The joint task force also recommended that that many schools eliminate unhealthy vending machines, especially among elementary aged children. Currently, all vending machines in elementary schools are only allowed to contain either water or 100 per cent fruit juice. The process of phasing-out or phasing-down vending machines is also taking places at Alabama’s middle schools and high schools, where vending machines are required to contain 50 percent diet sodas. Many schools across the state have implemented a “fruit break,” where children are encouraged to enjoy a healthy snack of fruit and water, instead of the traditional candy bar and soda.
However, all the changes in our schools don’t mean much if there isn’t a change at home as well. We are fighting a losing battle if our children come home and stuff themselves full of foods high in fat and sugar, no matter how healthy they eat during the day. Plus, it’s always important to set a good example. Children are much more likely to engage in healthy eating habits if they see their parents doing so.

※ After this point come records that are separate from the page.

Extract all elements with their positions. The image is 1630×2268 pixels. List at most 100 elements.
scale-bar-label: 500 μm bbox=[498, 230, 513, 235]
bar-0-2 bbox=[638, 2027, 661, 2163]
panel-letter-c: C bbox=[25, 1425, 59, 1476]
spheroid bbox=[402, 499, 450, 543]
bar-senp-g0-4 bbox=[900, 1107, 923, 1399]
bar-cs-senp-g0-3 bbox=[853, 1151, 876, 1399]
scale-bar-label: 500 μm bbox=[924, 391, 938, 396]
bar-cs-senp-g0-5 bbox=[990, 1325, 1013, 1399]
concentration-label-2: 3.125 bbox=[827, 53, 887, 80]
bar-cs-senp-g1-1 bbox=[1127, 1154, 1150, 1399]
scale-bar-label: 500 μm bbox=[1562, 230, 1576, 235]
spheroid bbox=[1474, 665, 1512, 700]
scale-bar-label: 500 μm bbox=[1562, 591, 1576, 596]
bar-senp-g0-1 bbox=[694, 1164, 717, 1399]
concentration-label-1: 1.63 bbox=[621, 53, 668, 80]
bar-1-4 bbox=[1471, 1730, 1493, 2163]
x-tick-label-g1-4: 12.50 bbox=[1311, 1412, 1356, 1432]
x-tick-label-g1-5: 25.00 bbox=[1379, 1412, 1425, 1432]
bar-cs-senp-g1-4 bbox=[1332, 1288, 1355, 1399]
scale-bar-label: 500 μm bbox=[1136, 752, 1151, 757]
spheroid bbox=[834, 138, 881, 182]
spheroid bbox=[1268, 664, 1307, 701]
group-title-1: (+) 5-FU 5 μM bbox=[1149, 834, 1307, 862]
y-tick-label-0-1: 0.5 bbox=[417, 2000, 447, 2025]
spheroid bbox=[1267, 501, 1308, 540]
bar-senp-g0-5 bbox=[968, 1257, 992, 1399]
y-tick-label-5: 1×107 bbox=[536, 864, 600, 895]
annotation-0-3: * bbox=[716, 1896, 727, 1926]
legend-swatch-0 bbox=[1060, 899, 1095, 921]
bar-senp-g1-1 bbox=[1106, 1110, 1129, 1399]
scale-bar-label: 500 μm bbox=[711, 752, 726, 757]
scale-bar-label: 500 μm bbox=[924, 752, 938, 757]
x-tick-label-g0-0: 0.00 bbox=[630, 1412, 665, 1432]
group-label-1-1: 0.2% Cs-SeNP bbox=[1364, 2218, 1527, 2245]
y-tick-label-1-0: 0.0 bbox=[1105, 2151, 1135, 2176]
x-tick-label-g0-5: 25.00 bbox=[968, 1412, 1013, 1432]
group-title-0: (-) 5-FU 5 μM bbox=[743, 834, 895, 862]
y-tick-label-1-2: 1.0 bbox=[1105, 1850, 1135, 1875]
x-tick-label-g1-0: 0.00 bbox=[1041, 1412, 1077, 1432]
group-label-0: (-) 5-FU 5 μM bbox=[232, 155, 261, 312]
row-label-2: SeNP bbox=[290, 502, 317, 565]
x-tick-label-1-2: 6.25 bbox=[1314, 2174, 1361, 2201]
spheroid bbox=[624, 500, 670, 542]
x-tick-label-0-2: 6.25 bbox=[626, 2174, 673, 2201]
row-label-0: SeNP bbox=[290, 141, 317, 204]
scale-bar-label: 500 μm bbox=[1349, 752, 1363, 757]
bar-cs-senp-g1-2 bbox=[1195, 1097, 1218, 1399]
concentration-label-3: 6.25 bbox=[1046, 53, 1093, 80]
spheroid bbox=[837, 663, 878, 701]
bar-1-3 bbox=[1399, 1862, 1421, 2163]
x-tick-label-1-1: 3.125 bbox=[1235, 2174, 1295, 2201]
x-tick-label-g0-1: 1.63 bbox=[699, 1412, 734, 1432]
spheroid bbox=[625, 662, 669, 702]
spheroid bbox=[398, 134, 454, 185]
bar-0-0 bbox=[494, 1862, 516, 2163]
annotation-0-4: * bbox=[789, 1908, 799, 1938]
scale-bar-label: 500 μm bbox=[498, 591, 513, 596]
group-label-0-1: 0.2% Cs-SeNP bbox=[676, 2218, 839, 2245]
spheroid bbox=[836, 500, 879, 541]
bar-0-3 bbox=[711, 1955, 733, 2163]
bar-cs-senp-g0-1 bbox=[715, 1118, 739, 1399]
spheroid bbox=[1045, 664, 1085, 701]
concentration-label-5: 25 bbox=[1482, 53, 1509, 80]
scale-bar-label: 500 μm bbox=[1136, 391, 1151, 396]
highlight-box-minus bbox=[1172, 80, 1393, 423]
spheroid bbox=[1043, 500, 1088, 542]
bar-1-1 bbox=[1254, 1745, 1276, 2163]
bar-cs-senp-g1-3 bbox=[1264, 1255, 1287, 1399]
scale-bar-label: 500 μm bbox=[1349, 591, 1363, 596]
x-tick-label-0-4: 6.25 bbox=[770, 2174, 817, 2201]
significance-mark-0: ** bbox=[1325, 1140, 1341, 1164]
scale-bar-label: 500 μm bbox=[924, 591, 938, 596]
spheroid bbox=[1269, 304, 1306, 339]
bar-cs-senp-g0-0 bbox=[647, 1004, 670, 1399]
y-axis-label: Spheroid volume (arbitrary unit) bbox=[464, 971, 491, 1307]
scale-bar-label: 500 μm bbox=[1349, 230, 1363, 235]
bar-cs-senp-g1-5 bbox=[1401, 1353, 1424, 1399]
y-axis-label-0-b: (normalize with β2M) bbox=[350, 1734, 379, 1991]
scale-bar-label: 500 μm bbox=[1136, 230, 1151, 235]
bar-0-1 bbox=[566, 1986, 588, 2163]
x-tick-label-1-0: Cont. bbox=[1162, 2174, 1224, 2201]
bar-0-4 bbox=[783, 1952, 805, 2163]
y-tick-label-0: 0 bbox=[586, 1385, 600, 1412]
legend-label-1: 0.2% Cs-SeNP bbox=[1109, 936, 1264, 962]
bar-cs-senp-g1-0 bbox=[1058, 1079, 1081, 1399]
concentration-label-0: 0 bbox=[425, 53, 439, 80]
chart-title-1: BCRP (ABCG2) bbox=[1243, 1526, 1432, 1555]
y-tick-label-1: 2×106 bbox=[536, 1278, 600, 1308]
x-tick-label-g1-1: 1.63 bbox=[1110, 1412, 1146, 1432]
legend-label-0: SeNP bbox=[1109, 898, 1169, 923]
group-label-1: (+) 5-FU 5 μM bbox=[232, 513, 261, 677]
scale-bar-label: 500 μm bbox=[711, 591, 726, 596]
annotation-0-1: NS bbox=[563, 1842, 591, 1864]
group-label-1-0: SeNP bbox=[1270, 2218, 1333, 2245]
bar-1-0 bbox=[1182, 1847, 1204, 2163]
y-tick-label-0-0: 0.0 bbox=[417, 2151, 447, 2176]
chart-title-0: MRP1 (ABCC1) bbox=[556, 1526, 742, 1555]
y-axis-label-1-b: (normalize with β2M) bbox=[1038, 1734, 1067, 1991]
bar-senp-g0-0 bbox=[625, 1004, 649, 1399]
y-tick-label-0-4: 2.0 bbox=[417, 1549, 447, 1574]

First, try your best to serve healthy foods. In the fast-paced world of today, it’s easy to grab fast food or cook a frozen meal, but often those fast food or frozen meals are high in calories and fat. Try serving non-fried meats and health side items. The Department of Public Health encourages Alabamians to “eat the rainbow,” and to include a variety of fruits and vegetables. Also, try to get outside and be active. Whether it’s playing a sport, participating in some type of outdoor activity, or simply taking a nice afternoon stroll, any exercise is better than none. Plus, it’s something nice that the entire family can participate in and can be fun for everyone.
The changes have already begun at school, and hopefully will be fully implemented in the coming months. But the changes must come at home, too. So as the stifling heat slowly abates, try your best to encourage exercise and healthy eating for your entire family.
Your spouse, your children, and most importantly your own body, will thank you if you do.